Perhaps generalize some parts a bit more so that we both can make our own seperate tests for espeasy and upyeasy? (in a seperate test-repository) I already send you an invite to the ESPEasy slack channel a while ago, if you didt receive it let me know.

Edwin
I haven't decided on any (software) framework for uPyEasy so far, i welcome all suggestions! So far i only ordered the hardware, since it takes a few weeks to arrive (pcb's did arrive, like most sensors). Now i have almost all components, need to find time to put everything together (and continue to work on uPyEasy, and finished my other project, and work so i get paid, and .... ;) )

Re: The Rig

Posted: 21 Jan 2018, 17:16
by psy0rz
I looked around abit for standard testsoftware, but then i decided to build something myself.

Most standard unit testing is made to test libraries and functions on the native system. We want to actually build and flash firmware and then http post and receive sensor data, while emulating actual controllers. There might be something that can do it, but as usual with python: its easier and quicker to implement something ourself for this specific usecase. :)

In case you find an existing framework that doesnt have a huge learning case and is better then what I have right know, let me know. For now this works and i'm actually starting to benefit from it.

Re: The Rig

Posted: 22 Jan 2018, 22:34
by LisaM
LisaM wrote: 20 Jan 2018, 18:17
grovkillen wrote: 20 Jan 2018, 16:55 Wow Lisa. Great boards. Made them yourself?
Ali made them for me... :D https://www.aliexpress.com/item/7x9CM-7 ... 46336.html
:oops: :oops: :oops:
I screwed up the first board, just couldn't get the esp32 onto the board without bridging two or more pins. For now i gave up on it.
Ok, i have to rethink/find out how to solder the esp32/esp8266 onto such a board...

Re: The Rig

Posted: 23 Jan 2018, 00:10
by toffel969
LisaM wrote: 22 Jan 2018, 22:34
LisaM wrote: 20 Jan 2018, 18:17
grovkillen wrote: 20 Jan 2018, 16:55 Wow Lisa. Great boards. Made them yourself?
Ali made them for me... :D https://www.aliexpress.com/item/7x9CM-7 ... 46336.html
:oops: :oops: :oops:
I screwed up the first board, just couldn't get the esp32 onto the board without bridging two or more pins. For now i gave up on it.
Ok, i have to rethink/find out how to solder the esp32/esp8266 onto such a board...
Sorry to hear that... hot air gun + soldering paste should do the trick, essentially smd soldering.

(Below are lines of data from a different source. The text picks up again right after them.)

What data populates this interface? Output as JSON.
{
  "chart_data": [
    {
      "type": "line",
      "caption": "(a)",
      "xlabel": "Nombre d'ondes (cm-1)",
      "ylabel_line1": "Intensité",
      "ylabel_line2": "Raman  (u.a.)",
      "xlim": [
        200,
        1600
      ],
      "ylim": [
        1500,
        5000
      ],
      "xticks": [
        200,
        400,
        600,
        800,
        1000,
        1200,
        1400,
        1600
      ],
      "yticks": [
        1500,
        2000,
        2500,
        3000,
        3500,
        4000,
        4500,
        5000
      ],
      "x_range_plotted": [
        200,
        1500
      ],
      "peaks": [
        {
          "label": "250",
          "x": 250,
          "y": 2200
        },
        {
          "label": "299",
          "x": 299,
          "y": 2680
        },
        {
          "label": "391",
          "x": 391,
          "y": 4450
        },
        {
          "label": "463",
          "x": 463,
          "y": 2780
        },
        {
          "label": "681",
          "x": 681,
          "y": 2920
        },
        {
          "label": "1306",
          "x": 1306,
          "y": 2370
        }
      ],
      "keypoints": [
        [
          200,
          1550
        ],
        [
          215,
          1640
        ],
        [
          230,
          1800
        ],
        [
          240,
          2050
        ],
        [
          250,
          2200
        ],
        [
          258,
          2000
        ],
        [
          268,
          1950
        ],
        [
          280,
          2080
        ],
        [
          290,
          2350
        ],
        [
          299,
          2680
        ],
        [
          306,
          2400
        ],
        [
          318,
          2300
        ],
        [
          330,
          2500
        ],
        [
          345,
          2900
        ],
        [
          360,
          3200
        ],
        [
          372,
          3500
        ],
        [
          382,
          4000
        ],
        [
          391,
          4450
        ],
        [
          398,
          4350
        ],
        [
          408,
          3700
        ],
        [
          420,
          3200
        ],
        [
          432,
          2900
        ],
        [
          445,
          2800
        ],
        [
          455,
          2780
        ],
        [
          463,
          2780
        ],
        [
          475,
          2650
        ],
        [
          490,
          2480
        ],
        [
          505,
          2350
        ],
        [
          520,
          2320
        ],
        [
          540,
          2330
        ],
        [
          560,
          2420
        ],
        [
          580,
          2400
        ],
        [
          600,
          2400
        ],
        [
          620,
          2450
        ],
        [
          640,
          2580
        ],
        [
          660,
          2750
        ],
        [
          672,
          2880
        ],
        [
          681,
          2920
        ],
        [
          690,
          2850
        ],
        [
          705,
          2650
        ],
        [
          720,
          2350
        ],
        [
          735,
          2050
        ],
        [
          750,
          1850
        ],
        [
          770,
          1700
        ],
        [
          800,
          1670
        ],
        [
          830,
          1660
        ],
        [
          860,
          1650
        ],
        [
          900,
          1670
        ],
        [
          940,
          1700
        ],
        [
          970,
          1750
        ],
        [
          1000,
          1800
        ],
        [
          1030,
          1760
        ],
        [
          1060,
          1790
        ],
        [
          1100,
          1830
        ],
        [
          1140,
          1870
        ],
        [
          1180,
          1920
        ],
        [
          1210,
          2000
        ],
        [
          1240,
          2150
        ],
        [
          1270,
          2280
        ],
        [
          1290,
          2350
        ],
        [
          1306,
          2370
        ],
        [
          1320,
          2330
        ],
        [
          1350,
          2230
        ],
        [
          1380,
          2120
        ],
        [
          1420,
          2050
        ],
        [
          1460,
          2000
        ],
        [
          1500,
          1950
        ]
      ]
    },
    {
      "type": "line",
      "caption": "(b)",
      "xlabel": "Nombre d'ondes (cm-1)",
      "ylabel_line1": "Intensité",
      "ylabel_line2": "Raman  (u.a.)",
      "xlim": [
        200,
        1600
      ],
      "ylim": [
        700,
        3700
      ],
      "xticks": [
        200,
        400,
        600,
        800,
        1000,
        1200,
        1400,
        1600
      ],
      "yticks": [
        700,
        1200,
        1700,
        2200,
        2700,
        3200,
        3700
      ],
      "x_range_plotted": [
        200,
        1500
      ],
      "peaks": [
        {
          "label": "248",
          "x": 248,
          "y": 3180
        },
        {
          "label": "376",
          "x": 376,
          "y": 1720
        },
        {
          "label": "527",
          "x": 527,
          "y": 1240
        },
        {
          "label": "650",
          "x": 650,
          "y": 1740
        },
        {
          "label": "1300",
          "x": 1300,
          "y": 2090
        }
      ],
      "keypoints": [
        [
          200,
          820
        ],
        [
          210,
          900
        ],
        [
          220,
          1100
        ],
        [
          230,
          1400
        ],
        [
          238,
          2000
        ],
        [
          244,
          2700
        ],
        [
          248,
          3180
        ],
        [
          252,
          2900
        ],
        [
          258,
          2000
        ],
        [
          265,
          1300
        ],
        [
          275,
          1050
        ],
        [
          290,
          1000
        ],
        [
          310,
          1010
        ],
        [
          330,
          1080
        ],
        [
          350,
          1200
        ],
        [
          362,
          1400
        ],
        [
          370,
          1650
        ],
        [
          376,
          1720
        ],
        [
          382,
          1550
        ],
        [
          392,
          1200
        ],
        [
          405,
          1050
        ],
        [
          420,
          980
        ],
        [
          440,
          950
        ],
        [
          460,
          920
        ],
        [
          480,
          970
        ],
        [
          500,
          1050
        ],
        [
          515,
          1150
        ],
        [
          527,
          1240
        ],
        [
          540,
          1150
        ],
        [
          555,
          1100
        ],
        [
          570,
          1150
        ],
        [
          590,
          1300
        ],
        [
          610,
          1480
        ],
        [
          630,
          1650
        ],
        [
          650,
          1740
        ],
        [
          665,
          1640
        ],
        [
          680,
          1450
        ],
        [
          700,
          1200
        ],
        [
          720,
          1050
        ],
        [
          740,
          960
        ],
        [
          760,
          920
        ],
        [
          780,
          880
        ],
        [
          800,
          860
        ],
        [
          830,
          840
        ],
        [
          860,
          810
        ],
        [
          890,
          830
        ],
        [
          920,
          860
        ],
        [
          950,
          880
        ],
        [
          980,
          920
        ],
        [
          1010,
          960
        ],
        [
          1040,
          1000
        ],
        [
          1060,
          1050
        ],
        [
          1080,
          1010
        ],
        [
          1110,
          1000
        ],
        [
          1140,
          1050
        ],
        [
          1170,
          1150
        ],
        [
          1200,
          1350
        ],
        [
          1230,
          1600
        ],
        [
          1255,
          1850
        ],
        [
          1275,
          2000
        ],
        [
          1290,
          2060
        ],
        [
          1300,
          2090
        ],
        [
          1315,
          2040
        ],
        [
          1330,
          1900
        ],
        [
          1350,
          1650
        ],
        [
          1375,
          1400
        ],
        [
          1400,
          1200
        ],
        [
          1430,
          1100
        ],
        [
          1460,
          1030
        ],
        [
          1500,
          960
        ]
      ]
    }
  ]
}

https://www.ebay.de/i/282663336169?chn=ps
that one works for me

Re: The Rig

Posted: 23 Jan 2018, 06:22
by grovkillen
LisaM wrote: 22 Jan 2018, 22:34
LisaM wrote: 20 Jan 2018, 18:17
grovkillen wrote: 20 Jan 2018, 16:55 Wow Lisa. Great boards. Made them yourself?
Ali made them for me... :D https://www.aliexpress.com/item/7x9CM-7 ... 46336.html
:oops: :oops: :oops:
I screwed up the first board, just couldn't get the esp32 onto the board without bridging two or more pins. For now i gave up on it.
Ok, i have to rethink/find out how to solder the esp32/esp8266 onto such a board...
I ordered a bunch. Hopefully I get more lucky.